One of the most prominent apologists for China’s authoritarian approach to economic development is unlikely to find much to like in a new Bloomberg Businessweek article about one result of China’s recent economic liberalization.

Pan Shiyi is a real estate tycoon whose company Soho China has built some of the most fashionable developments in the country. Pan has a political side, too, which he expresses in a blog followed by 16 million Chinese. After Pan posted a call for increased transparency on how authorities monitor pollution, the governments of Beijing and 73 other cities started releasing more daily pollution data. He was also invited to tour the offices of the environmental protection agency for Beijing after a heated online exchange with its spokesman.

Such an episode would have been unthinkable in China 10 years ago, given the tight censorship. But China now has an emerging business class that wants to influence the debate on pollution, economic reform, U.S.-China relations, and broader political change. Some, such as Pan and Lee Kai-Fu, ex-head of Google China (GOOG), use the Internet to spread their views. Others, including the founders of the Boyuan Foundation, take an institutional approach to reform and seek ways to engage the government. Most of these executive-activists back what’s known in China as universal values—the rule of law, free markets, and freedom of speech, assembly, and religion.

Lee’s two microblogs have more than 66 million followers, an audience nearly as big as the Communist Party’s membership. In between notes on his family, Lee points out cases of corruption and censorship and advocates greater freedom of expression.
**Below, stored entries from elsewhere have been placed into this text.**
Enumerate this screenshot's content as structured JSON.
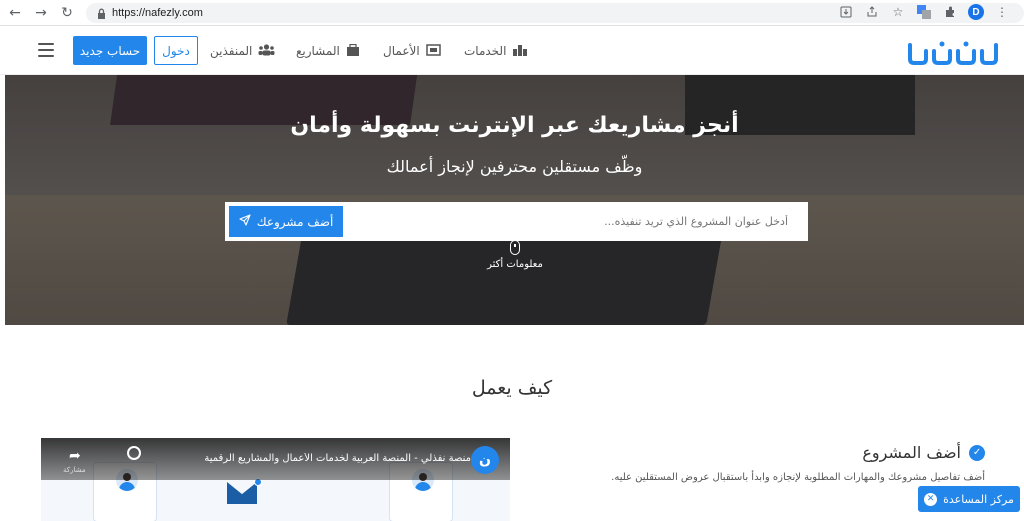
{
  "browser": {
    "url": "https://nafezly.com",
    "avatar_letter": "D"
  },
  "header": {
    "logo_alt": "نفذلي",
    "menu": [
      {
        "label": "الخدمات",
        "icon": "services-icon"
      },
      {
        "label": "الأعمال",
        "icon": "portfolio-icon"
      },
      {
        "label": "المشاريع",
        "icon": "briefcase-icon"
      },
      {
        "label": "المنفذين",
        "icon": "users-icon"
      }
    ],
    "login_label": "دخول",
    "signup_label": "حساب جديد"
  },
  "hero": {
    "title": "أنجز مشاريعك عبر الإنترنت بسهولة وأمان",
    "subtitle": "وظّف مستقلين محترفين لإنجاز أعمالك",
    "search_placeholder": "أدخل عنوان المشروع الذي تريد تنفيذه...",
    "add_project_label": "أضف مشروعك",
    "more_info_label": "معلومات أكثر"
  },
  "how": {
    "title": "كيف يعمل"
  },
  "video": {
    "title": "منصة نفذلي - المنصة العربية لخدمات الأعمال والمشاريع الرقمية",
    "share_label": "مشاركة"
  },
  "step": {
    "title": "أضف المشروع",
    "description": "أضف تفاصيل مشروعك والمهارات المطلوبة لإنجازه وابدأ باستقبال عروض المستقلين عليه."
  },
  "help": {
    "label": "مركز المساعدة"
  },
  "colors": {
    "accent": "#2386ea"
  }
}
In the past half year, the government imposed a temporary gag on his social media activities after he criticized the state’s backing of a search engine run by the People’s Daily. (Lee is back blogging.) An army colonel has accused Lee of being an American spy.

One suspects that Thomas Friedman might wonder why Pan believes he should have any right to do anything other than what the government tells him to do. Perhaps Pan can teach Friedman a lesson about the value of freedom.